然查:大里溪整治指導小組第三次委員會提案四之所以決議:台中市須變更都市計畫後,始能納入旱溪辦理市地重劃,其原因有二:一為台中市政府在可行性分析報告中,誤載旱溪為都市計畫之堤防用地及河川行水區,是以若要將旱溪納入重劃為共同負擔之公共設施,即須由台中市政府檢討變更都市計畫之用地名稱為適當之公共設施用地名稱,俾可列為重劃之共同負擔(此有前開刑事卷之八十四年度偵字第一七二二八號偵卷三卷一八六頁所附台灣省政府地政處回復公訴人之報告書問題壹之答覆,及證人即台灣省政府地政處處長許松於八十四年九月二十一日偵訊時之證詞可參、詳該刑事卷之八十四年度偵字第一七二二八號偵卷三卷,二五九頁);二為慮及旱溪納入十期重劃後,則重劃之負擔比例可能超過法定百分之四十五之界限(此亦經證人即地政處處長許松於前揭時地偵訊中指證在卷,參前開刑事卷之八十四年度偵字第一七二二八號偵卷三卷,二五九頁),故欲透過都市計畫之變更,調整重劃區內公共設施用地為可建築用地,以降低公共設施負擔之比例。惟俟經台中市政府查明台中市都市計畫中本件所涉旱溪係載明為排水道,非行水區,而前揭可行性報告中係屬誤載,因此,台中市政府即認為不再有變更都市計畫之必要,且依地政處於大里溪整治指導小組第三次委員會前研簽之意見亦未必不可行,此亦經證人許松於前開偵訊時供證甚明,且有右揭地政處回復公訴人之報告書問題壹之答覆二之(三)載述明確;另就十期重劃之負擔比例,經台中市政府依都市計畫之數據預估結果,亦未超過法定百分之四十五的界限,是以須變更都市計畫,再行辦理市地重劃的第二個理由亦不存在,此節亦有證人即台中市政府工務局都市計畫課課長謝峰雄於八十四年六月二十三日台中市調查站調查訊問時證稱:台中市政府地政科重新預估負擔比例發現並未超過標準,故在未辦理變更都市計畫之情況下,逕行辦理市地重劃,且未影響原地主之權益(詳前開刑事卷之八十四年度偵字第一七二二八號偵卷三卷,一五六頁);復有證人即台灣省政府地政處第六科科長楊磐崇於八十四年八月二十四日偵訊時供證:台中市第十期重劃計畫書所列業主負擔不超過百分之四十五,且其已於計畫書內認定大里溪(應係指旱溪)為排水道且即溝渠用地,故地政處並未要求其非辦理都市計畫變更不可等語可資佐證(前開刑事卷之八十四年度偵字第一七二二八號偵卷三卷,九九頁);而證人即地政處處長許松更於前開偵訊中證述:市地重劃實施辦法之修正(即指該辦法第二十一條第二項後段增訂溝渠定義之規定),亦為台中市政府可能認無變更都市計畫必要之原因。是知,大里溪整治指導小組第三次委員會決議所以要台中市政府須先行變更都市計畫,再辦重劃之原因,一則因台中市政府所陳報之可行性報告誤載所致,經發現更正後,其原因即不復存在,另則因台中市政府事後核算預估之重劃負擔比例不超過法定百分之四十五之界限,所以亦無變更都市計畫調整公共設施用地之必要。是台中市政府直接辦理十期重劃,雖未嚴格遵照前開指導小組第三次委員會之決議,先行變更都市計畫,但係於事後查明確無變更都市計畫之必要,始逕行辦理重劃,於法並無不合,起訴及第一審判決就此所為之認定,亦屬有誤。
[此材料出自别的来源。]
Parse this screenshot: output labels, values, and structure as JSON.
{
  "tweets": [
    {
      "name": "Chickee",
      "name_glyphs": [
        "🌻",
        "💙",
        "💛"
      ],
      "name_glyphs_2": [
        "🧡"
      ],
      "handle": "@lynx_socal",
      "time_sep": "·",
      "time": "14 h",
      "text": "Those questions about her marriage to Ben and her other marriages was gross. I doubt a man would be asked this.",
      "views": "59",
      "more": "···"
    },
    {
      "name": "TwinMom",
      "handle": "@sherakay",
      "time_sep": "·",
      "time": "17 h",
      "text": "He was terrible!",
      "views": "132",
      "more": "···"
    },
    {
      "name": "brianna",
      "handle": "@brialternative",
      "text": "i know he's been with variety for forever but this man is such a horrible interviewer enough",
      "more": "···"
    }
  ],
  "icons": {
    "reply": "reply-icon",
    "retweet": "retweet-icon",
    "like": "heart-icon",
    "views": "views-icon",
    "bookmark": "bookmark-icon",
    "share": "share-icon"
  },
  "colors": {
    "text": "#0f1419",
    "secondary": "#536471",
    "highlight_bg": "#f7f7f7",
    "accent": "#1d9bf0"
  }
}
㈦起訴及第一審判決以台中市政府於第九期市地重劃時,就附連旱溪之處置,僅將

東側十五公尺路堤用地部分納入,非全區納入,納入該路堤之性質定位為非共同負擔之公共設施用地;而於第十期市地重劃中,竟將旱溪河道全區皆納入,且全部視為共同負擔之公共設施,於法顯然不符云云。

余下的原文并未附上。